La Cour de cassation ne va pas suivre cette argumentation et rejeter le pourvoi en jugeant que « Il résulte de l’application combinée des articles L. 622-30 du code de commerce et R. 512-1 du code des procédures civiles d’exécution que le juge de l’exécution peut, lorsqu’il est saisi dans les délais légaux, ordonner la mainlevée d’une mesure conservatoire inscrite en violation de l’interdiction édictée au premier de ces textes à laquelle l’adoption d’un plan de sauvegarde ne met pas fin. Après avoir constaté, par motifs propres et adoptés, que la banque, bénéficiaire d’une inscription d’hypothèque légalement publiée et renouvelée avec effet jusqu’au 24 mars 2019 pour garantir sa créance, l’avait ensuite laissée expirer, et relevé que celle-ci avait procédé à une nouvelle inscription hypothécaire provisoire le 20 décembre 2022, en cours d’exécution du plan de sauvegarde de la société TP2M, en violation des dispositions d’ordre public de l’article L. 622-30 précité, la cour d’appel en a exactement déduit que la mainlevée de l’inscription devait être ordonnée ».

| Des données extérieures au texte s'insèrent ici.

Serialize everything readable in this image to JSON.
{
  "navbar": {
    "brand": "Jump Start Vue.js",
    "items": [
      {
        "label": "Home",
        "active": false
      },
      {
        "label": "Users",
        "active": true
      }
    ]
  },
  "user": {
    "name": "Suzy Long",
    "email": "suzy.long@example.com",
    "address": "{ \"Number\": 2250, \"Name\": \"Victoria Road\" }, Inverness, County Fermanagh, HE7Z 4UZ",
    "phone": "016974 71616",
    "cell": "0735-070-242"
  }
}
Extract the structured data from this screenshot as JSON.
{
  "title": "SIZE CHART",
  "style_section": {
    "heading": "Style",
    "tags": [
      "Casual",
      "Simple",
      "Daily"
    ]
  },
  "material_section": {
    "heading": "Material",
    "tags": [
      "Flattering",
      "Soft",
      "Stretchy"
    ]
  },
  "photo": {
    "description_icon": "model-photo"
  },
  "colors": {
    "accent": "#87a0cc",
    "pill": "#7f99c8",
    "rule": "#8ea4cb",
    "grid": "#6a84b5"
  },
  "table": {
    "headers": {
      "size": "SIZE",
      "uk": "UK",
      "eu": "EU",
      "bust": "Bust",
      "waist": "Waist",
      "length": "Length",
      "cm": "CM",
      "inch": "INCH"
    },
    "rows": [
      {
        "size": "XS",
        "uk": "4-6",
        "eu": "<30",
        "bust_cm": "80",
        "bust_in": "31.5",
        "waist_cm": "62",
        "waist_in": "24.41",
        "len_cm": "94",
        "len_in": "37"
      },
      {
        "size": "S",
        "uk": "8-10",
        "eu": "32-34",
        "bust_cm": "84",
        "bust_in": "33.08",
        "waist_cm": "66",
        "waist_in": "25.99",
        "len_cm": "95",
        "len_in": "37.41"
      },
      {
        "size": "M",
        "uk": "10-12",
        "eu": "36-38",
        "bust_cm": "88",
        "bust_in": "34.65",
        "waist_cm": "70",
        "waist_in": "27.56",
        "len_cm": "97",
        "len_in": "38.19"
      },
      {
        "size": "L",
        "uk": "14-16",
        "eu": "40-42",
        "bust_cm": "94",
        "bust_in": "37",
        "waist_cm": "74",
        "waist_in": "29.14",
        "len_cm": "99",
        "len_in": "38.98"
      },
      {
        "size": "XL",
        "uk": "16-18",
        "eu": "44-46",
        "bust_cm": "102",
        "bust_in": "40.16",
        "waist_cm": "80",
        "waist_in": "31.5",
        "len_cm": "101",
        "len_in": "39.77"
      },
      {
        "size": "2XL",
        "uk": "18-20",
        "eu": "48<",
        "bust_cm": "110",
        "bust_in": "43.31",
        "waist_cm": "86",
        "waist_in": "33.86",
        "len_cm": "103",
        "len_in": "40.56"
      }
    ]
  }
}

Entre nullité et inopposabilité : revirement ?

A priori, la solution ainsi posée par la Cour de cassation peut surprendre. Certes, il a été soutenu que la méconnaissance de l’arrêt du cours des inscriptions de sûretés ne pouvait être sanctionné que par une nullité (F. Macorig-Venier, Les sûretés sans dépossession dans le redressement et la liquidation judiciaires des entreprises, thèse, Toulouse, 1992, nos 153 à 156 ; C. Saint-Alary-Houin, avec la collaboration de C. Houin-Bressand et M.-H. Monsèrié-Bon, Droit des entreprises en difficulté, 14e éd., Lgdj-Lextenso, coll. « Domat », 2024, n° 657), au demeurant absolue (J.-J. Fremont, Les nouvelles procédures de règlement collectif au regard de la publicité foncière, JCP N 1997. 1, n° 77 ; J.-Cl. Communication, fasc. 2365, [Redressement et liquidation judiciaires – Situation des créanciers – Interdiction des inscriptions], par C. Saint-Alary-Houin et F. Macorig-Venier, 2014, n° 7), sanction classique d’un acte interdit. Il fallait, de cette analyse, tirer la conséquence que les organes de la procédure ne pouvaient y renoncer (A. Kornmann, Procédures collectives, publicité foncière et sûretés immobilières – À propos de l’article 57 de la loi de 1985, LPA 1990, nos 92-93).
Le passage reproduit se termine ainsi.